20 Inspiring Quotes by Eleanor Roosevelt
Anna Eleanor Roosevelt (October 11, 1884 – November 7, 1962) was an American politician, diplomat, and activist. She was the longest-serving First Lady of the United States, having held the post from March 1933 to April 1945 during her husband President Franklin D. Roosevelt’s four terms in office, and served as United States Delegate to the United Nations General Assembly from 1945 to 1952. President Harry S. Truman later called her the “First Lady of the World” in tribute to her human rights achievements.
Roosevelt was a member of the prominent American Roosevelt and Livingston families and a niece of President Theodore Roosevelt’s. She had an unhappy childhood, having suffered the deaths of both parents and one of her brothers at a young age. At 15, she attended Allenwood Academy in London and was deeply influenced by its feminist headmistress Marie Souvestre. Returning to the U.S., she married her fifth cousin once removed, Franklin Delano Roosevelt, in 1905. The Roosevelts’ marriage was complicated from the beginning by Franklin’s controlling mother, Sara, and after discovering an affair of her husband’s with Lucy Mercer in 1918, Roosevelt resolved to seek fulfillment in a public life of her own. She persuaded Franklin to stay in politics after he was stricken with debilitating polio in 1921, which cost him the use of his legs, and Roosevelt began giving speeches and appearing at campaign events in his place. Following Franklin’s election as Governor of New York in 1928, and throughout the remainder of Franklin’s public career in government, Roosevelt regularly made public appearances on his behalf, and as First Lady while her husband served as President, she significantly reshaped and redefined the role of that office during her own tenure and beyond, for future First Ladies.
Though widely respected in her later years, Roosevelt was a controversial First Lady at the time for her outspokenness, particularly her stance on racial issues. She was the first presidential spouse to hold regular press conferences, write a daily newspaper column, write a monthly magazine column, host a weekly radio show, and speak at a national party convention. On a few occasions, she publicly disagreed with her husband’s policies. She launched an experimental community at Arthurdale, West Virginia, for the families of unemployed miners, later widely regarded as a failure. She advocated for expanded roles for women in the workplace, the civil rights of African Americans and Asian Americans, and the rights of World War II refugees.

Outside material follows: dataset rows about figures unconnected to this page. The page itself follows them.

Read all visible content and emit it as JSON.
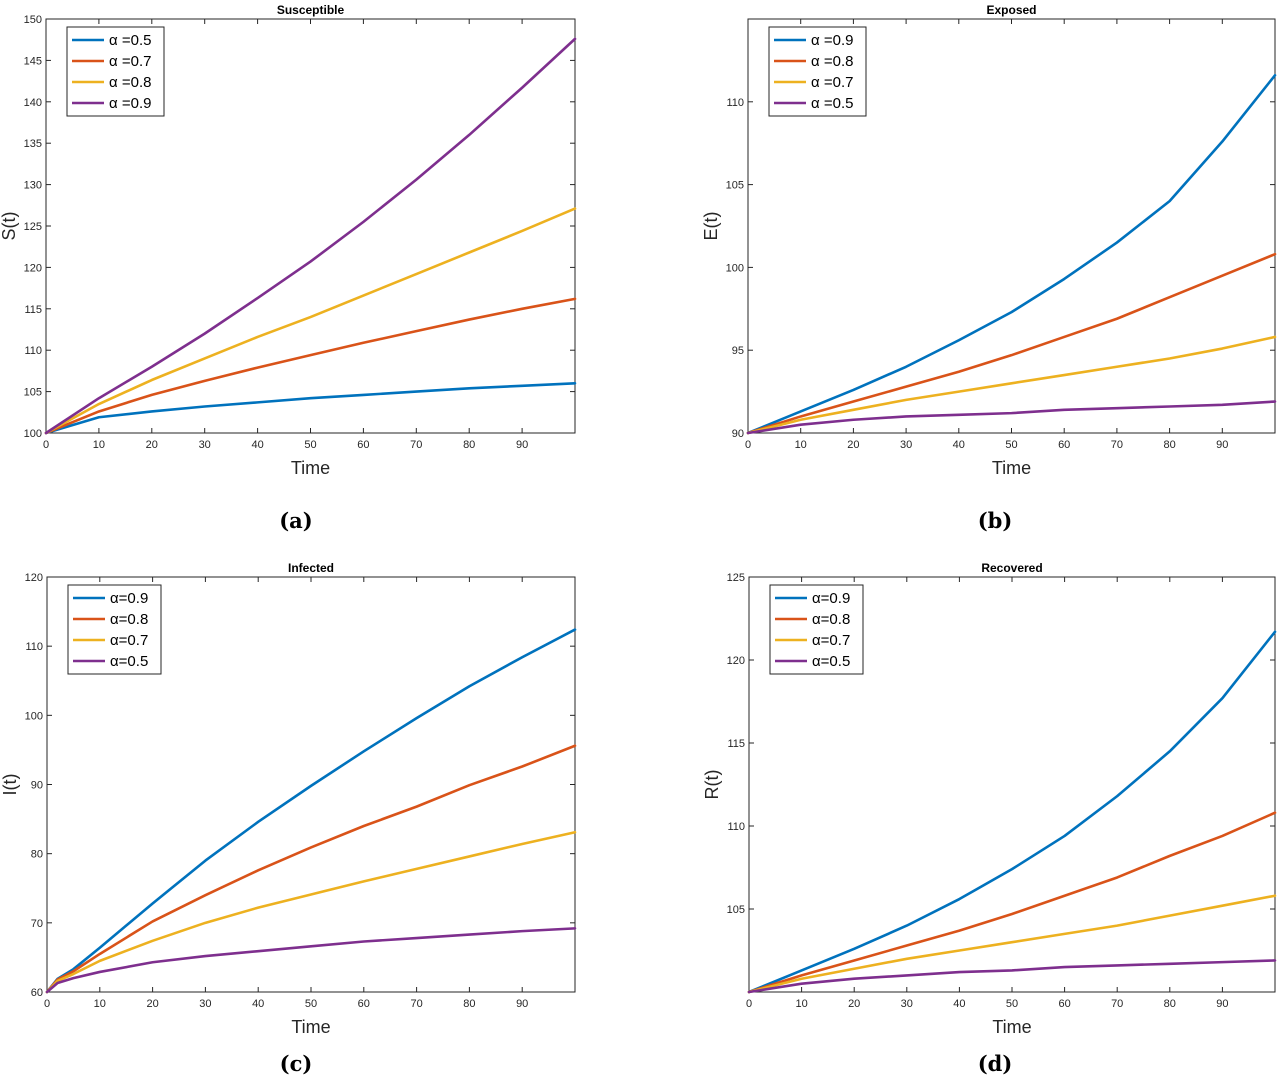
{
  "chart_data": [
    {
      "type": "line",
      "panel_label": "(a)",
      "title": "Susceptible",
      "xlabel": "Time",
      "ylabel": "S(t)",
      "xlim": [
        0,
        100
      ],
      "ylim": [
        100,
        150
      ],
      "xticks": [
        0,
        10,
        20,
        30,
        40,
        50,
        60,
        70,
        80,
        90
      ],
      "yticks": [
        100,
        105,
        110,
        115,
        120,
        125,
        130,
        135,
        140,
        145,
        150
      ],
      "x": [
        0,
        10,
        20,
        30,
        40,
        50,
        60,
        70,
        80,
        90,
        100
      ],
      "legend_position": "top-left",
      "series": [
        {
          "name": "α =0.5",
          "color": "#0072BD",
          "values": [
            100,
            101.9,
            102.6,
            103.2,
            103.7,
            104.2,
            104.6,
            105.0,
            105.4,
            105.7,
            106.0
          ]
        },
        {
          "name": "α =0.7",
          "color": "#D95319",
          "values": [
            100,
            102.6,
            104.6,
            106.3,
            107.9,
            109.4,
            110.9,
            112.3,
            113.7,
            115.0,
            116.2
          ]
        },
        {
          "name": "α =0.8",
          "color": "#EDB120",
          "values": [
            100,
            103.5,
            106.4,
            109.0,
            111.6,
            114.0,
            116.6,
            119.2,
            121.8,
            124.4,
            127.1
          ]
        },
        {
          "name": "α =0.9",
          "color": "#7E2F8E",
          "values": [
            100,
            104.2,
            108.0,
            112.0,
            116.3,
            120.7,
            125.5,
            130.6,
            136.0,
            141.7,
            147.6
          ]
        }
      ]
    },
    {
      "type": "line",
      "panel_label": "(b)",
      "title": "Exposed",
      "xlabel": "Time",
      "ylabel": "E(t)",
      "xlim": [
        0,
        100
      ],
      "ylim": [
        90,
        115
      ],
      "xticks": [
        0,
        10,
        20,
        30,
        40,
        50,
        60,
        70,
        80,
        90
      ],
      "yticks": [
        90,
        95,
        100,
        105,
        110
      ],
      "x": [
        0,
        10,
        20,
        30,
        40,
        50,
        60,
        70,
        80,
        90,
        100
      ],
      "legend_position": "top-left",
      "series": [
        {
          "name": "α =0.9",
          "color": "#0072BD",
          "values": [
            90,
            91.3,
            92.6,
            94.0,
            95.6,
            97.3,
            99.3,
            101.5,
            104.0,
            107.6,
            111.6
          ]
        },
        {
          "name": "α =0.8",
          "color": "#D95319",
          "values": [
            90,
            91.0,
            91.9,
            92.8,
            93.7,
            94.7,
            95.8,
            96.9,
            98.2,
            99.5,
            100.8
          ]
        },
        {
          "name": "α =0.7",
          "color": "#EDB120",
          "values": [
            90,
            90.8,
            91.4,
            92.0,
            92.5,
            93.0,
            93.5,
            94.0,
            94.5,
            95.1,
            95.8
          ]
        },
        {
          "name": "α =0.5",
          "color": "#7E2F8E",
          "values": [
            90,
            90.5,
            90.8,
            91.0,
            91.1,
            91.2,
            91.4,
            91.5,
            91.6,
            91.7,
            91.9
          ]
        }
      ]
    },
    {
      "type": "line",
      "panel_label": "(c)",
      "title": "Infected",
      "xlabel": "Time",
      "ylabel": "I(t)",
      "xlim": [
        0,
        100
      ],
      "ylim": [
        60,
        120
      ],
      "xticks": [
        0,
        10,
        20,
        30,
        40,
        50,
        60,
        70,
        80,
        90
      ],
      "yticks": [
        60,
        70,
        80,
        90,
        100,
        110,
        120
      ],
      "x": [
        0,
        2,
        5,
        10,
        20,
        30,
        40,
        50,
        60,
        70,
        80,
        90,
        100
      ],
      "legend_position": "top-left",
      "series": [
        {
          "name": "α=0.9",
          "color": "#0072BD",
          "values": [
            60,
            61.9,
            63.3,
            66.4,
            72.8,
            79.0,
            84.6,
            89.8,
            94.8,
            99.6,
            104.2,
            108.4,
            112.4
          ]
        },
        {
          "name": "α=0.8",
          "color": "#D95319",
          "values": [
            60,
            61.8,
            63.0,
            65.5,
            70.2,
            74.0,
            77.6,
            80.9,
            84.0,
            86.8,
            89.9,
            92.6,
            95.6
          ]
        },
        {
          "name": "α=0.7",
          "color": "#EDB120",
          "values": [
            60,
            61.6,
            62.6,
            64.5,
            67.4,
            70.0,
            72.2,
            74.1,
            76.0,
            77.8,
            79.6,
            81.4,
            83.1
          ]
        },
        {
          "name": "α=0.5",
          "color": "#7E2F8E",
          "values": [
            60,
            61.3,
            62.0,
            62.9,
            64.3,
            65.2,
            65.9,
            66.6,
            67.3,
            67.8,
            68.3,
            68.8,
            69.2
          ]
        }
      ]
    },
    {
      "type": "line",
      "panel_label": "(d)",
      "title": "Recovered",
      "xlabel": "Time",
      "ylabel": "R(t)",
      "xlim": [
        0,
        100
      ],
      "ylim": [
        100,
        125
      ],
      "xticks": [
        0,
        10,
        20,
        30,
        40,
        50,
        60,
        70,
        80,
        90
      ],
      "yticks": [
        105,
        110,
        115,
        120,
        125
      ],
      "x": [
        0,
        10,
        20,
        30,
        40,
        50,
        60,
        70,
        80,
        90,
        100
      ],
      "legend_position": "top-left",
      "series": [
        {
          "name": "α=0.9",
          "color": "#0072BD",
          "values": [
            100,
            101.3,
            102.6,
            104.0,
            105.6,
            107.4,
            109.4,
            111.8,
            114.5,
            117.7,
            121.7
          ]
        },
        {
          "name": "α=0.8",
          "color": "#D95319",
          "values": [
            100,
            101.0,
            101.9,
            102.8,
            103.7,
            104.7,
            105.8,
            106.9,
            108.2,
            109.4,
            110.8
          ]
        },
        {
          "name": "α=0.7",
          "color": "#EDB120",
          "values": [
            100,
            100.8,
            101.4,
            102.0,
            102.5,
            103.0,
            103.5,
            104.0,
            104.6,
            105.2,
            105.8
          ]
        },
        {
          "name": "α=0.5",
          "color": "#7E2F8E",
          "values": [
            100,
            100.5,
            100.8,
            101.0,
            101.2,
            101.3,
            101.5,
            101.6,
            101.7,
            101.8,
            101.9
          ]
        }
      ]
    }
  ]
}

Following her husband’s death, Roosevelt remained active in politics for the rest of her life. She pressed the United States to join and support the United Nations and became its first delegate. She served as the first chair of the UN Commission on Human Rights, and oversaw the drafting of the Universal Declaration of Human Rights. Later she chaired the John F. Kennedy administration’s Presidential Commission on the Status of Women. By the time of her death, Roosevelt was regarded as “one of the most esteemed women in the world”; she was called “the object of almost universal respect” in her New York Times obituary. In 1999, she was ranked ninth in the top ten of Gallup’s List of Most Widely Admired People of the 20th Century
20 Quotes from Eleanor Roosevelt That Will Inspire You to Be Your Best Self
1. It is not fair to ask of others what you are not willing to do yourself.
2. With the new day comes new strength and new thoughts.

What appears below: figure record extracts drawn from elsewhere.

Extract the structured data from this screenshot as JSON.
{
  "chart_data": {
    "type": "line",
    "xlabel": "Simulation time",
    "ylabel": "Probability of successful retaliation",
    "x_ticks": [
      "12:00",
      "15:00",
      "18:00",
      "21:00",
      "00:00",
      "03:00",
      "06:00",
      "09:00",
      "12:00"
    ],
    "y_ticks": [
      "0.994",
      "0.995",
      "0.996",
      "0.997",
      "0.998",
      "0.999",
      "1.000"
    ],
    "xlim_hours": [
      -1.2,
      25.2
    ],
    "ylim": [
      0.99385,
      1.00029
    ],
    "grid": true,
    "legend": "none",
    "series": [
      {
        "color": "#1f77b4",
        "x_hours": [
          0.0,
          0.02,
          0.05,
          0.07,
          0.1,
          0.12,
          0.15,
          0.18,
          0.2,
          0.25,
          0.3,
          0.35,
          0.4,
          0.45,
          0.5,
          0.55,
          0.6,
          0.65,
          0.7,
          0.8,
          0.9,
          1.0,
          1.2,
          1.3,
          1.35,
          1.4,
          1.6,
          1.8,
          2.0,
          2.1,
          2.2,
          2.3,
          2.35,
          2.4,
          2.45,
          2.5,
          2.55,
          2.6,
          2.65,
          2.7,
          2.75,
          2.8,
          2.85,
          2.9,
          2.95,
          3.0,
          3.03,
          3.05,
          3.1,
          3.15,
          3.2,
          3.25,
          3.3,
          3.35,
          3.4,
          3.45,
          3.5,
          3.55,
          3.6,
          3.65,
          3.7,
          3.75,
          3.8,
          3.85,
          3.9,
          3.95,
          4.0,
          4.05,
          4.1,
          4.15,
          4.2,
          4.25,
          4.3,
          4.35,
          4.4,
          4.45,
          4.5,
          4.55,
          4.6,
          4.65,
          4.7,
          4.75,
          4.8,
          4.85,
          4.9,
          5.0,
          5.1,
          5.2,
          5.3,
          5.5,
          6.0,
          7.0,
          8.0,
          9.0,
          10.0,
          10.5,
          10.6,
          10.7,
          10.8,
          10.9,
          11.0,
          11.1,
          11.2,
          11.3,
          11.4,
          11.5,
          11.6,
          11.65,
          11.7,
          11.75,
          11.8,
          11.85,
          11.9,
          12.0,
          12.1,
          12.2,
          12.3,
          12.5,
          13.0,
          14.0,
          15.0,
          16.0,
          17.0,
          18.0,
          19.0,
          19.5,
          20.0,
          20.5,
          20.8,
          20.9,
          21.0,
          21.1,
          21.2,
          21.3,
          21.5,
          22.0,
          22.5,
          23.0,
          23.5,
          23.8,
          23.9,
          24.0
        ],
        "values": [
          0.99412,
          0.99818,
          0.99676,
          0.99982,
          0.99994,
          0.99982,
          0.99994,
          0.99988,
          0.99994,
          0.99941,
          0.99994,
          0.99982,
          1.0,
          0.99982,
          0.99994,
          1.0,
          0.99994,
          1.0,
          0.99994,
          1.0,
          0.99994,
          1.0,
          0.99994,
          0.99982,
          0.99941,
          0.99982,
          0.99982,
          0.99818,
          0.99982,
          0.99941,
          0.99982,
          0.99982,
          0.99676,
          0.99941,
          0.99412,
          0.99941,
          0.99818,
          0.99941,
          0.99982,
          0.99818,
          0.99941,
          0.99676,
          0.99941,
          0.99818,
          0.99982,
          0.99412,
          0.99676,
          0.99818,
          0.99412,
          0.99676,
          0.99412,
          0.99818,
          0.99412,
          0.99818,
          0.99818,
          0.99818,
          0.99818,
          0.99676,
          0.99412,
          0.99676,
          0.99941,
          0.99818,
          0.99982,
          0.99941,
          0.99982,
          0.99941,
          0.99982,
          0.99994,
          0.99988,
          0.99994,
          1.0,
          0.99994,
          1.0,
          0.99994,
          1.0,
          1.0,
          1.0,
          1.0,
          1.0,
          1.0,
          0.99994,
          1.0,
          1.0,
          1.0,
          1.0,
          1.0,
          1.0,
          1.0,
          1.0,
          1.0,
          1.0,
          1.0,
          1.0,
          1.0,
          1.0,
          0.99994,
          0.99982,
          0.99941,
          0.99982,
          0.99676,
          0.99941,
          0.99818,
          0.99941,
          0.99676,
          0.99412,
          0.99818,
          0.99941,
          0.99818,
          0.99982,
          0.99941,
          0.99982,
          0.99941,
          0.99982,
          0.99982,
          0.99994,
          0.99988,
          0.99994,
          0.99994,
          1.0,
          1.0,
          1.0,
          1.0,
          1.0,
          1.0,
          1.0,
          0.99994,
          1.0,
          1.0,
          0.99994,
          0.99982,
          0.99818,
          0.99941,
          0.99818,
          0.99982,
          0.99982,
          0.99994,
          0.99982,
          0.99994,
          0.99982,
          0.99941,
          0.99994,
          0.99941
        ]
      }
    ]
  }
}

3. Great minds discuss ideas; average minds discuss events; small minds discuss people.
4. You must do the things you think you cannot do.
5. You gain strength, courage, and confidence by every experience in which you really stop to look fear in the face. You are able to say to yourself, ‘I lived through this horror. I can take the next thing that comes along.’

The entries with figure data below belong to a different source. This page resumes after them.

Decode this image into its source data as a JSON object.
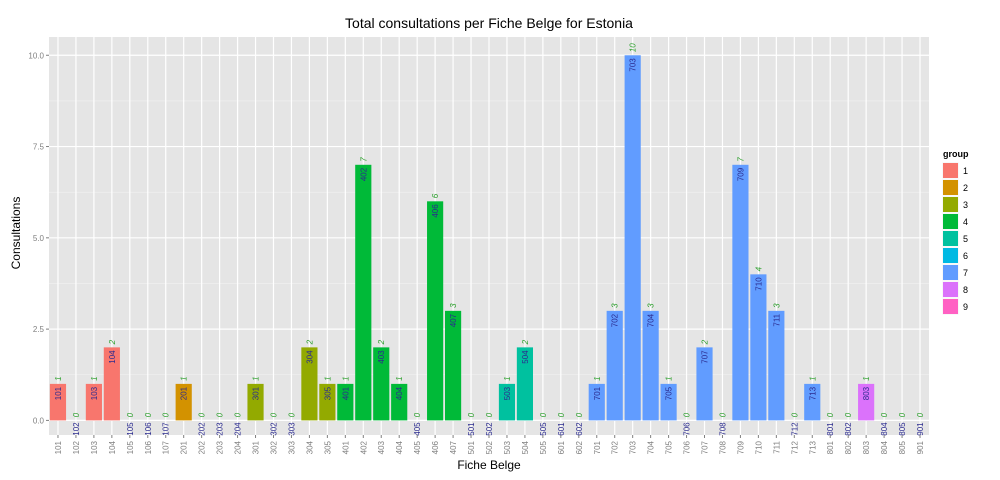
{
  "chart_data": {
    "type": "bar",
    "title": "Total consultations per Fiche Belge for Estonia",
    "xlabel": "Fiche Belge",
    "ylabel": "Consultations",
    "ylim": [
      -0.4,
      10.5
    ],
    "yticks": [
      "0.0",
      "2.5",
      "5.0",
      "7.5",
      "10.0"
    ],
    "ytick_values": [
      0,
      2.5,
      5,
      7.5,
      10
    ],
    "grid": true,
    "legend_position": "right",
    "legend_title": "group",
    "groups": [
      {
        "label": "1",
        "color": "#F8766D"
      },
      {
        "label": "2",
        "color": "#D39200"
      },
      {
        "label": "3",
        "color": "#93AA00"
      },
      {
        "label": "4",
        "color": "#00BA38"
      },
      {
        "label": "5",
        "color": "#00C19F"
      },
      {
        "label": "6",
        "color": "#00B9E3"
      },
      {
        "label": "7",
        "color": "#619CFF"
      },
      {
        "label": "8",
        "color": "#DB72FB"
      },
      {
        "label": "9",
        "color": "#FF61C3"
      }
    ],
    "categories": [
      "101",
      "102",
      "103",
      "104",
      "105",
      "106",
      "107",
      "201",
      "202",
      "203",
      "204",
      "301",
      "302",
      "303",
      "304",
      "305",
      "401",
      "402",
      "403",
      "404",
      "405",
      "406",
      "407",
      "501",
      "502",
      "503",
      "504",
      "505",
      "601",
      "602",
      "701",
      "702",
      "703",
      "704",
      "705",
      "706",
      "707",
      "708",
      "709",
      "710",
      "711",
      "712",
      "713",
      "801",
      "802",
      "803",
      "804",
      "805",
      "901"
    ],
    "values": [
      1,
      0,
      1,
      2,
      0,
      0,
      0,
      1,
      0,
      0,
      0,
      1,
      0,
      0,
      2,
      1,
      1,
      7,
      2,
      1,
      0,
      6,
      3,
      0,
      0,
      1,
      2,
      0,
      0,
      0,
      1,
      3,
      10,
      3,
      1,
      0,
      2,
      0,
      7,
      4,
      3,
      0,
      1,
      0,
      0,
      1,
      0,
      0,
      0
    ],
    "category_groups": [
      1,
      1,
      1,
      1,
      1,
      1,
      1,
      2,
      2,
      2,
      2,
      3,
      3,
      3,
      3,
      3,
      4,
      4,
      4,
      4,
      4,
      4,
      4,
      5,
      5,
      5,
      5,
      5,
      6,
      6,
      7,
      7,
      7,
      7,
      7,
      7,
      7,
      7,
      7,
      7,
      7,
      7,
      7,
      8,
      8,
      8,
      8,
      8,
      9
    ]
  }
}
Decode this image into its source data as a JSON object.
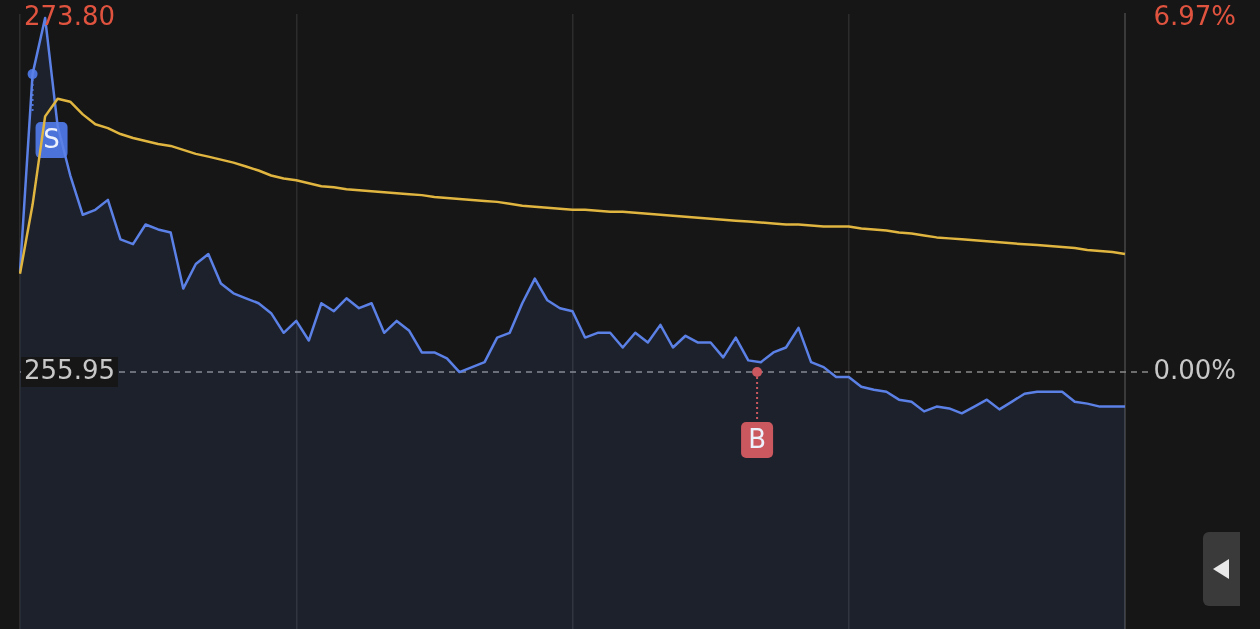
{
  "chart_data": {
    "type": "line",
    "categories": [
      null,
      null,
      null,
      null,
      null,
      null,
      null,
      null,
      null,
      null,
      null,
      null,
      null,
      null,
      null,
      null,
      null,
      null,
      null,
      null,
      null,
      null,
      null,
      null,
      null,
      null,
      null,
      null,
      null,
      null,
      null,
      null,
      null,
      null,
      null,
      null,
      null,
      null,
      null,
      null,
      null,
      null,
      null,
      null,
      null,
      null,
      null,
      null,
      null,
      null,
      null,
      null,
      null,
      null,
      null,
      null,
      null,
      null,
      null,
      null,
      null,
      null,
      null,
      null,
      null,
      null,
      null,
      null,
      null,
      null,
      null,
      null,
      null,
      null,
      null,
      null,
      null,
      null,
      null,
      null,
      null,
      null,
      null,
      null,
      null,
      null,
      null,
      null,
      null
    ],
    "series": [
      {
        "type": "area",
        "color": "#5b80e6",
        "values": [
          261.01,
          270.97,
          273.8,
          268.34,
          265.87,
          263.88,
          264.13,
          264.63,
          262.64,
          262.4,
          263.39,
          263.14,
          262.99,
          260.16,
          261.4,
          261.9,
          260.41,
          259.92,
          259.67,
          259.42,
          258.92,
          257.93,
          258.53,
          257.54,
          259.42,
          259.02,
          259.67,
          259.17,
          259.42,
          257.93,
          258.53,
          258.03,
          256.94,
          256.94,
          256.64,
          255.95,
          256.2,
          256.45,
          257.69,
          257.93,
          259.42,
          260.66,
          259.57,
          259.17,
          259.02,
          257.69,
          257.93,
          257.93,
          257.19,
          257.93,
          257.44,
          258.33,
          257.19,
          257.78,
          257.44,
          257.44,
          256.69,
          257.69,
          256.54,
          256.45,
          256.94,
          257.19,
          258.18,
          256.45,
          256.2,
          255.7,
          255.7,
          255.21,
          255.06,
          254.96,
          254.56,
          254.46,
          253.97,
          254.21,
          254.12,
          253.87,
          254.21,
          254.56,
          254.07,
          254.46,
          254.86,
          254.96,
          254.96,
          254.96,
          254.46,
          254.36,
          254.21,
          254.21,
          254.21
        ]
      },
      {
        "color": "#e0b540",
        "values": [
          260.91,
          264.38,
          268.84,
          269.73,
          269.58,
          268.94,
          268.44,
          268.25,
          267.95,
          267.75,
          267.6,
          267.45,
          267.35,
          267.15,
          266.95,
          266.81,
          266.66,
          266.51,
          266.31,
          266.11,
          265.86,
          265.71,
          265.62,
          265.47,
          265.32,
          265.27,
          265.17,
          265.12,
          265.07,
          265.02,
          264.97,
          264.92,
          264.87,
          264.78,
          264.73,
          264.68,
          264.63,
          264.58,
          264.53,
          264.43,
          264.33,
          264.28,
          264.23,
          264.18,
          264.13,
          264.13,
          264.08,
          264.03,
          264.03,
          263.98,
          263.93,
          263.88,
          263.83,
          263.78,
          263.73,
          263.68,
          263.63,
          263.58,
          263.54,
          263.49,
          263.44,
          263.39,
          263.39,
          263.34,
          263.29,
          263.29,
          263.29,
          263.19,
          263.14,
          263.09,
          262.99,
          262.94,
          262.84,
          262.74,
          262.69,
          262.64,
          262.59,
          262.54,
          262.49,
          262.44,
          262.39,
          262.35,
          262.3,
          262.25,
          262.2,
          262.1,
          262.05,
          262.0,
          261.9
        ]
      }
    ],
    "ylim": [
      243.0,
      274.0
    ],
    "yticks": [
      {
        "value": 255.95,
        "label": "255.95"
      },
      {
        "value": 273.8,
        "label": "273.80"
      }
    ],
    "y2lim": [
      -5.06,
      7.05
    ],
    "y2ticks": [
      {
        "value": 0,
        "label": "0.00%"
      },
      {
        "value": 6.97,
        "label": "6.97%"
      }
    ],
    "ref_lines": [
      {
        "axis": "y",
        "value": 255.95,
        "line_style": "dashed",
        "color": "#8a8a8a"
      }
    ],
    "annotations": [
      "S",
      "B"
    ],
    "grid": "x",
    "marker": "none"
  }
}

6. One’s philosophy is not best expressed in words; it is expressed in the choices one makes… and the choices we make are ultimately our responsibility.
7. A woman is like a tea bag – you can’t tell how strong she is until you put her in hot water.
8. The future belongs to those who believe in the beauty of their dreams.
9. People grow through experience if they meet life honestly and courageously. This is how character is built.
10. You have to accept whatever comes and the only important thing is that you meet it with courage and with the best that you have to give.
11. I think, at a child’s birth, if a mother could ask a fairy godmother to endow it with the most useful gift, that gift should be curiosity.
12. It is better to light a candle than curse the darkness.
13. I believe that anyone can conquer fear by doing the things he fears to do, provided he keeps doing them until he gets a record of successful experience behind him.
14. It isn’t enough to talk about peace. One must believe in it. And it isn’t enough to believe in it. One must work at it.
15. Friendship with one’s self is all important, because without it one cannot be friends with anyone else in the world.
16. Do what you feel in your heart to be right – for you’ll be criticized anyway. You’ll be damned if you do, and damned if you don’t.
17. Only a man’s character is the real criterion of worth.
18. No one can make you feel inferior without your consent.
19. In the long run, we shape our lives, and we shape ourselves. The process never ends until we die. And the choices we make are ultimately our own responsibility.
20. I can not believe that war is the best solution. No one won the last war, and no one will win the next war.